NIGER: Priest rejoices as new video shows kidnapped brother still alive

Father Pierluigi Maccalli says Mass in Niger (©Society of African Missions).
Father Pierluigi Maccalli says Mass in Niger (©Society of African Missions).

A missionary priest has expressed his “joy” and “surprise” after a video was released showing that his brother – Father Pierluigi Maccalli, who was kidnapped in 2018 – is still alive.

Speaking after a 23-second video showing the priest and another man was released by jihadists on Monday (6th April) , Father Walter Maccalli told Catholic charity Aid to the Church in Need (ACN) that he was overjoyed to see that his brother had not been killed by his kidnappers.

He said: “It’s great news, and we are delighted and hopeful that everything may turn out well.”

Father Walter Maccalli, who is ministering in Foya, Liberia, added: “I never expected to get news of this kind about my brother… [as] a great deal of time has passed without knowing anything”.

This is the first time that there has been any news about Father Pierluigi Maccalli since he was abducted in September 2018 from Bomoanga parish, Niger, near to the border with Burkina Faso.

Father Walter Maccalli hopes that the video showing that his brother is still alive has been released with a view to eventual negotiations for his freedom.

He told ACN: “We will now have to wait to see how things turn out.

“Let us continue to pray and hope that we may finally even be able to meet in person and truly live that joy that we have been hoping for for such a long, long time.”

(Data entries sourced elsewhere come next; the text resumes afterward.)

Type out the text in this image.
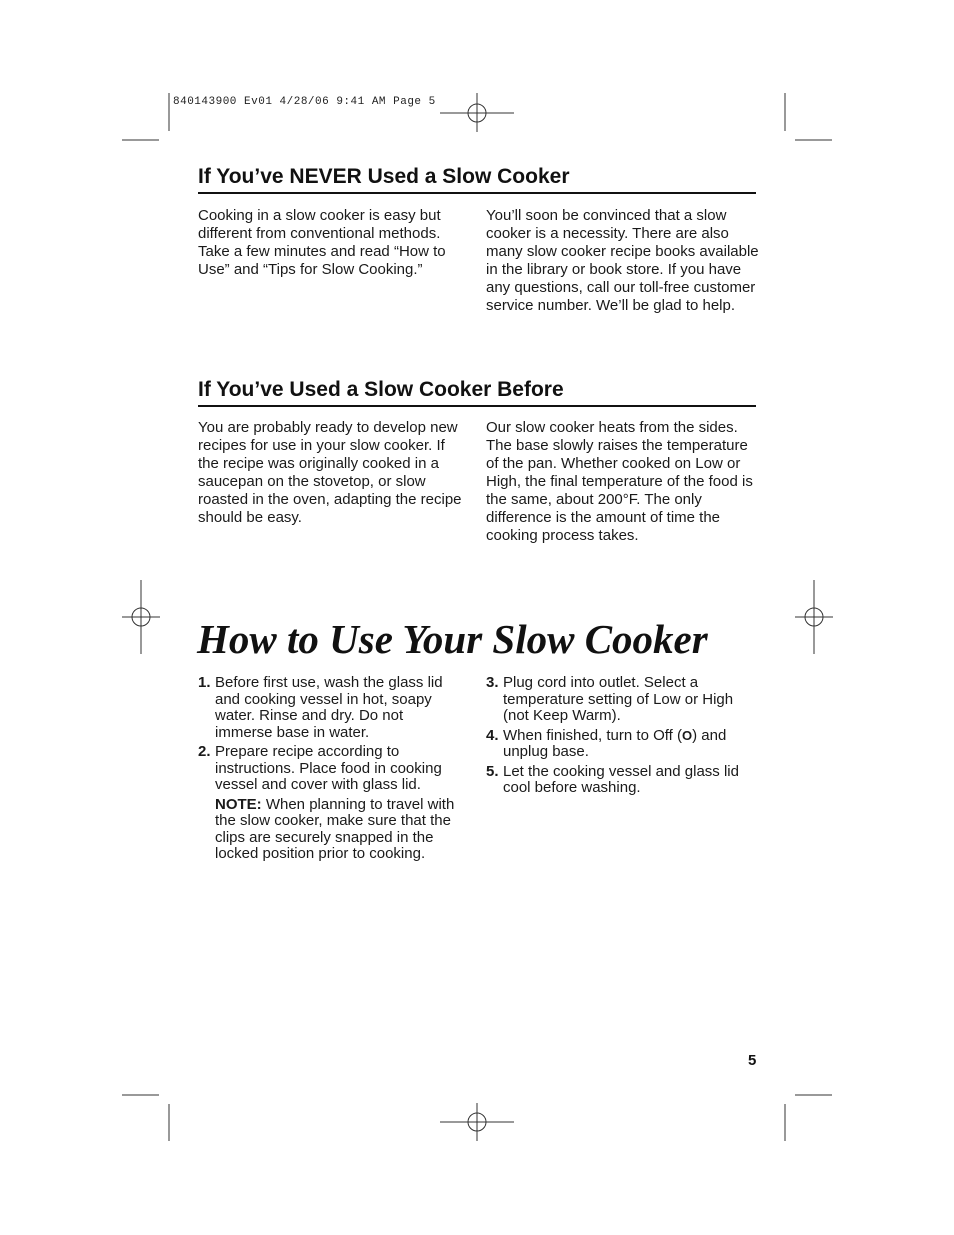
840143900 Ev01 4/28/06 9:41 AM Page 5
If You’ve NEVER Used a Slow Cooker

Cooking in a slow cooker is easy but different from conventional methods. Take a few minutes and read “How to Use” and “Tips for Slow Cooking.”

You’ll soon be convinced that a slow cooker is a necessity. There are also many slow cooker recipe books available in the library or book store. If you have any questions, call our toll-free customer service number. We’ll be glad to help.

If You’ve Used a Slow Cooker Before

You are probably ready to develop new recipes for use in your slow cooker. If the recipe was originally cooked in a saucepan on the stovetop, or slow roasted in the oven, adapting the recipe should be easy.

Our slow cooker heats from the sides. The base slowly raises the temperature of the pan. Whether cooked on Low or High, the final temperature of the food is the same, about 200°F. The only difference is the amount of time the cooking process takes.

How to Use Your Slow Cooker
1. Before first use, wash the glass lid and cooking vessel in hot, soapy water. Rinse and dry. Do not immerse base in water.
2. Prepare recipe according to instructions. Place food in cooking vessel and cover with glass lid.
NOTE: When planning to travel with the slow cooker, make sure that the clips are securely snapped in the locked position prior to cooking.
3. Plug cord into outlet. Select a temperature setting of Low or High (not Keep Warm).
4. When finished, turn to Off (O) and unplug base.
5. Let the cooking vessel and glass lid cool before washing.
5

The brief video, which was sent to the editor of Niger’s Aïr Info newspaper, shows Father Pierluigi Maccalli sitting on the ground with Nicola Ciacco, an Italian tourist who was last known to be cycling from Timbuktu to Douentza.

The film is date stamped 24th March 2020.

According to Aïr Info, the two men are being held by Jama’a Nusrat ul-Islam wa al-Muslimin’ (the Group for Islam and Muslims), a Salafist extremist group founded in Mali in March 2017.

The newspaper reported that the same group held Canadian national Édith Blais and her Italian boyfriend Luca Tacchetto, who were released safely in December 2018 following 15 months in captivity.

Father Pierluigi Maccalli, 59, is an Italian missionary with the Society of African Missions (SMA).

At the beginning of Lent, the SMA’s Italian Provincial Superior Father Ceferino Cainelli said that they were continuing to pray for the priest’s release, noting that his home diocese of Crema gathered every month to petition God for his safe return.

Father Cainelli said: “The pain caused by the absence of Father Pierluigi, after a year and five months of his kidnapping, is very much felt.”